Il était une fois une belle pompe à essence, toute blanche, implantée en bordure d’un parking commercial. Une présence contre laquelle il n’y avait rien à dire, ni en bien ni en mal, tant elle assurait un service de précision, réglé à la goute d’essence ou de diésel près, au choix et selon le moteur concerné. Tout cela dans un vrombissement de mécanisme secret dont le bruit caractéristique était offert en prime aux bonnes vieilles oreilles passives des consommateurs polis et obligés.
Quant à son système de règlement, il affichait l’honnêteté d’un comptage ajusté au centime dans une machine à sous dévoreuse de cartes de crédit. Celles qu’elle rejetait après les avoir copieusement essorées de leurs précieuses substances informatisées.
Pendant très longtemps les choses se passèrent ainsi, dans une ambiance soutenable, quand toutes les bagnoles semblaient s’accommoder des fluctuations de prix dont les courbes pointues ressemblaient à celles d’une étape du tour de France, dans les Alpes ou dans les Pyrénées. Puis vint le temps où les pics de ces étapes commencèrent à franchir des hauteurs si épuisantes qu’ils fragilisaient la capacité respiratoire des usagers.

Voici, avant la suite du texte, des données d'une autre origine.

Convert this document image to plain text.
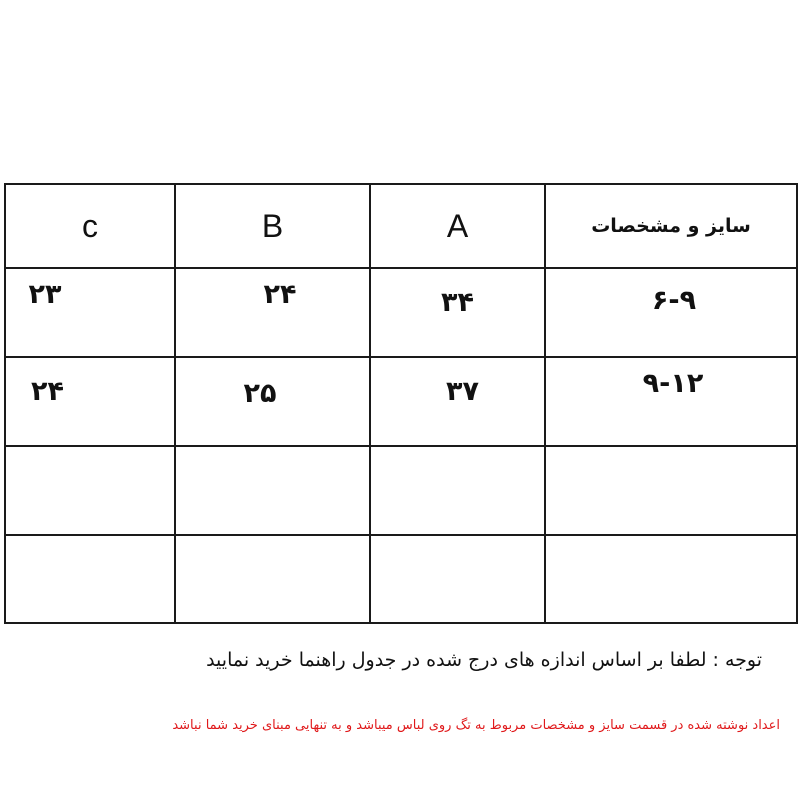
c	B	A	سایز و مشخصات

۲۳	۲۴	۳۴	۶-۹

۲۴	۲۵	۳۷	۹-۱۲

توجه : لطفا بر اساس اندازه های درج شده در جدول راهنما خرید نمایید
اعداد نوشته شده در قسمت سایز و مشخصات مربوط به تگ روی لباس میباشد و به تنهایی مبنای خرید شما نباشد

Les pauvres en avaient tous le souffle coupé. C’est alors que notre pompe à essence, animée par un sentiment de charité, étrange et complétement méconnu dans la profession de pétroliers, décida d’apporter une contribution modeste mais ponctuelle grâce à son système déréglé. Cela au profit de quelques véhicules qui, pour elle, avaient des allures de carcasses branlantes, en périls, dont celle de Marcel, un retraité très grognon, comme beaucoup, qui conduisait depuis des lustres sa vieille Simca 1000 verte, encore immatriculée : 103 AG 01.
On était à la veille de Noël quand il se présenta devant la pompe avec sa carte de crédit qu’il introduisit, après beaucoup d’hésitations, afin de retirer ses 10 litres habituels. Ensuite il eut la surprise de voir que la machine se laissait aller à débiter, sans obéir au mécanisme, allant jusqu’à faire le plein complet de son réservoir avant de s’arrêter.
Sa surprise fut encore plus grande à la lecture du reçu, quand il constata que celui-ci n’affichait aucune somme mais une inscription qui disait : « Bon Noël à toi mon vieux Marcel ! »
C’était complètement extraordinaire mais après tout, se dit-il, c’est Noël.
Par la suite, Marcel n’a jamais voulu dire, à qui que ce soit, où se trouvait cette fameuse pompe à essence qu’il continua de fréquenter fidèlement et cela pendant très longtemps.